Lahat, Poskita.id – Insiden konflik agraria pembangunan jalan hauling PT Adaro (MIP) di Kecamatan Merapi Barat, Kabupaten Lahat, yang berujung pada aksi pembacokan terhadap karyawan perusahaan, menuai sorotan tajam dari elemen masyarakat sipil dan organisasi kepemudaan. Hingga kini, konflik lahan tersebut masih menyisakan berbagai versi dan klaim dari para pihak, serta belum ada putusan hukum berkekuatan tetap terkait status lahan yang disengketakan.
Deputi Koordinator Masyarakat Anti Korupsi (K-MAKI) Provinsi Sumatera Selatan, Feri Kurniawan, menilai konflik antara warga dan perusahaan mencerminkan lemahnya peran pemerintah daerah dalam melindungi hak-hak masyarakat atas tanah.

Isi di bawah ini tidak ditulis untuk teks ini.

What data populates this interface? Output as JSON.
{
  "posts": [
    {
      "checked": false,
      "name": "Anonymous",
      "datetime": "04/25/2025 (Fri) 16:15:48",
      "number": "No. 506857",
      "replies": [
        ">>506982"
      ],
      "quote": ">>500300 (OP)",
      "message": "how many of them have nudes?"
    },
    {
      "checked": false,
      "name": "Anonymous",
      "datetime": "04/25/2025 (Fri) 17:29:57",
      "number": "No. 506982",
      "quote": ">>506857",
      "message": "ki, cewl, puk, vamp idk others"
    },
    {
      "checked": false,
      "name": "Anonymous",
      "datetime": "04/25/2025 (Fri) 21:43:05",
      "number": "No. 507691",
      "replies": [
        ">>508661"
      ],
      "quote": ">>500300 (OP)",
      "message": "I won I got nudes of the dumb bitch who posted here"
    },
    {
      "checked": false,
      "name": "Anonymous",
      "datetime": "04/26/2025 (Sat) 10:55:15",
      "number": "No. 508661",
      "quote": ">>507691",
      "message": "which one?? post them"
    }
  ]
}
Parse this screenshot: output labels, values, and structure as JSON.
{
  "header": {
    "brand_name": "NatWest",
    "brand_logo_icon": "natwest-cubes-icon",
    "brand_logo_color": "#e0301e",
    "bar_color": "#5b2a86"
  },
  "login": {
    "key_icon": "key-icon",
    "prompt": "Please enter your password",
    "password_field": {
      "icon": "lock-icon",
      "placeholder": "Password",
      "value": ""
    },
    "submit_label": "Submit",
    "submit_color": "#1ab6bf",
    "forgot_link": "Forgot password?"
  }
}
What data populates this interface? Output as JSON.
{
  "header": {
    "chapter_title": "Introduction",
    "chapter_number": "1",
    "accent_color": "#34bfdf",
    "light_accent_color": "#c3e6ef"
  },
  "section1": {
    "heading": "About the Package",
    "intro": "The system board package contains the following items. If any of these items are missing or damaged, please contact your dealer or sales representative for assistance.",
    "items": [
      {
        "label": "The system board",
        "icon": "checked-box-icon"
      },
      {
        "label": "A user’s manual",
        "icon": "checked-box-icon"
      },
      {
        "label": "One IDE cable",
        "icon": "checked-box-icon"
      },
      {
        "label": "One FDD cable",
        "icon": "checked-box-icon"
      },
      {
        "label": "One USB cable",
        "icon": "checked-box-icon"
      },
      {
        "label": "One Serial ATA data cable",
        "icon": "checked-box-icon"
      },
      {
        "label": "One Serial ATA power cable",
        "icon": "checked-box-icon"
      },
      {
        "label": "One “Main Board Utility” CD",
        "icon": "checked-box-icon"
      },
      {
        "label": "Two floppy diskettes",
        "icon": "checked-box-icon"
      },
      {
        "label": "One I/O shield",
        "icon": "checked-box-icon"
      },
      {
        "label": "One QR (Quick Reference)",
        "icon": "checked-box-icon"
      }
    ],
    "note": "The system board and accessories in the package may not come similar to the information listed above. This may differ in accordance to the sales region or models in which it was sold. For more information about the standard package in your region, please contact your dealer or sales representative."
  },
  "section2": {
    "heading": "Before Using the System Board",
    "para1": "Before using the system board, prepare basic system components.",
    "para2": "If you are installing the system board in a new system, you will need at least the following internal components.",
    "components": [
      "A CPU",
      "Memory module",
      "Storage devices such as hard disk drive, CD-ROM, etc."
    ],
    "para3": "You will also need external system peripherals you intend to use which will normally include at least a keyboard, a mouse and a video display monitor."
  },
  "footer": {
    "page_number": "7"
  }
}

“Konflik ini menjadi bukti pemerintah daerah kurang peduli terhadap kondisi riil masyarakat. Ketika persoalan agraria dibiarkan tanpa penyelesaian, potensi konflik sosial menjadi tidak terelakkan,” ujar Feri.
Ia juga mengungkap dugaan keterlibatan oknum pemerintah desa dalam praktik mafia tanah. Menurutnya, terdapat indikasi penerbitan Surat Penguasaan Hak (SPH) di atas lahan yang telah memiliki status kepemilikan, meskipun belum dilengkapi dokumen otentik.
“Celah ini dimanfaatkan oleh mafia tanah yang diduga melibatkan oknum Pemdes, oknum perusahaan, hingga oknum preman. Jika dibiarkan, situasi ini akan menciptakan kerawanan keamanan dan mendorong terjadinya tindakan main hakim sendiri,” tegasnya.